Sunday, March 25, 2007

Apu and Gogol



I think the biggest compliment I can pay Jhumpa Lahiri and Mira Nair - after seeing The Namesake - is that it reminded me of Aparajito and Apur Sansar. There are similarities that were not very apparent after reading the book but came to me on watching the film. Which is a triumph for the film adaptation that you take on a subtle, intricately woven tapestry of a novel and extract material for a two-hour film that addresses themes of alienation, association and acceptance pretty successfully.

It is quite interesting that books written 75 years apart and films made 50 years apart have such similar central themes and they remain as relevant as ever. Banaras becomes Boston (New York in the film). Graduation in Science from Calcutta University becomes a degree in Architecture from Yale. Ancient Hindu scriptures become Nikolai Gogol's Collected Works. And they reflect the present day reality vividly.

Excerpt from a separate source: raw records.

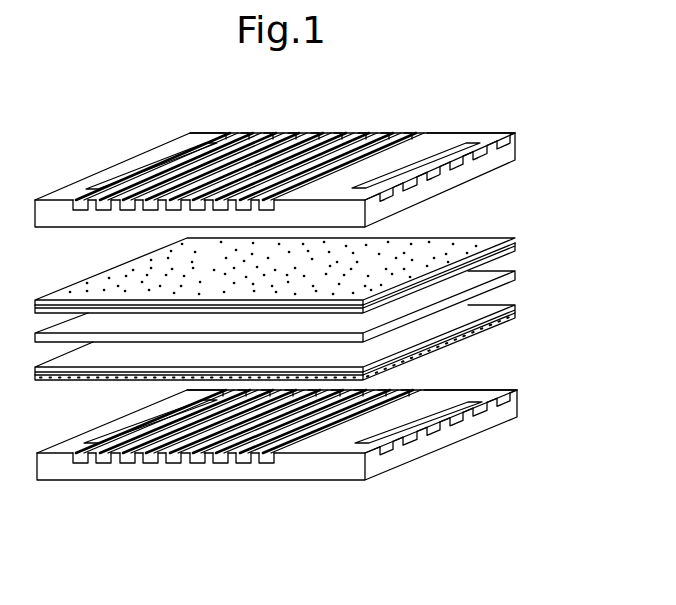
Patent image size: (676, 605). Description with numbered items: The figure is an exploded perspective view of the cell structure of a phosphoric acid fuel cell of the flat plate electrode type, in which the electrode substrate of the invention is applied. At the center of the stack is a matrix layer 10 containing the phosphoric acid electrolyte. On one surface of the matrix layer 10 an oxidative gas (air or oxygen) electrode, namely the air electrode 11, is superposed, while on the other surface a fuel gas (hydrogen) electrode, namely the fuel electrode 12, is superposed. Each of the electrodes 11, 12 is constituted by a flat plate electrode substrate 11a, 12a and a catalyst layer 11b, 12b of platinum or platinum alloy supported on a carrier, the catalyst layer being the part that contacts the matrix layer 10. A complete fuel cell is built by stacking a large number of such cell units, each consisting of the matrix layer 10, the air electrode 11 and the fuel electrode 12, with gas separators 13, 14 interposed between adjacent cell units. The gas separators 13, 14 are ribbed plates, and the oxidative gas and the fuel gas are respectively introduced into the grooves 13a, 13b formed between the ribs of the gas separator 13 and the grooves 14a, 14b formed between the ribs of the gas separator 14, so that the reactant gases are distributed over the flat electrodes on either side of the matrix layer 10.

The matrix layer 10 is at (445, 293).
The air electrode 11 is at (332, 260).
The electrode substrate 11a is at (470, 236).
The catalyst layer 11b is at (453, 275).
The fuel electrode 12 is at (328, 342).
The electrode substrate 12a is at (467, 337).
The catalyst layer 12b is at (465, 315).
The gas separator 13 is at (308, 147).
The grooves 13a is at (477, 176).
The grooves 13b is at (408, 133).
The gas separator 14 is at (312, 413).
The grooves 14a is at (423, 391).
The grooves 14b is at (455, 434).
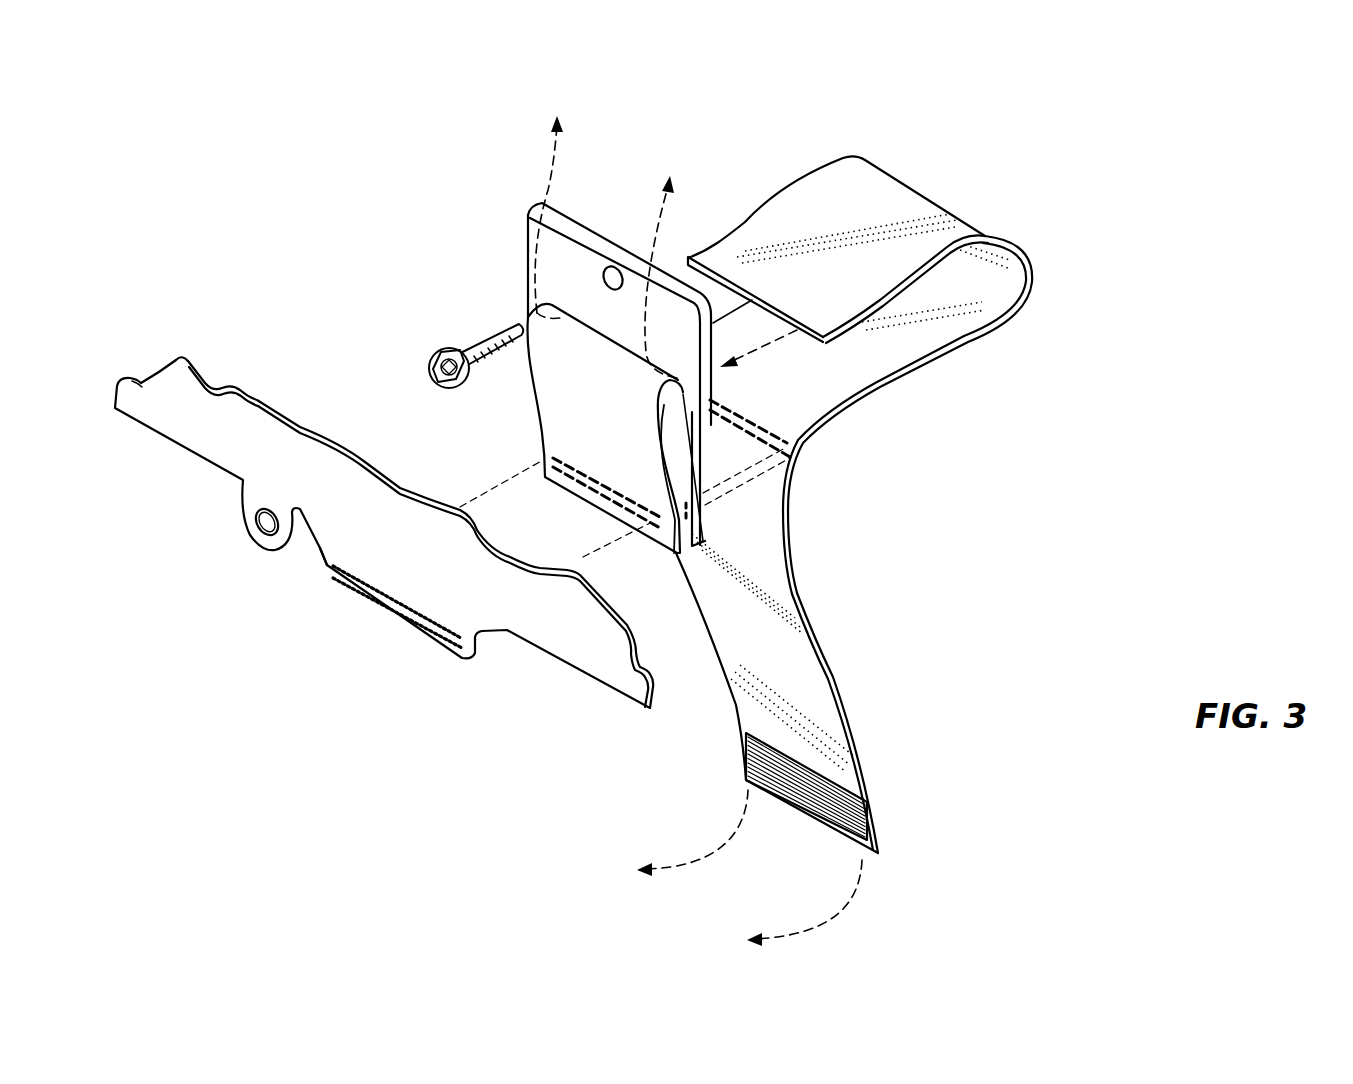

The settling of a family in alien land for the search of livelihood. Their gradual acceptance of the new land. A bemused incomprehension of their extended family to appreciate their better (different?) way of life. Clinging on to certain customs while leaving others. The alienation of the second generation from the first. The second generation's assimilation into a more modern way of life. Halted communication of the first generation to the second. A death bringing on the realisation of love.
And (as the blurb of the film says), a great journey that brings you home.

Thanks to the wonders of modern film marketing, I don't think too many people will miss The Namesake (and it deserves to be seen, too). I think its time for people to go back and revisit the Apu Trilogy as well.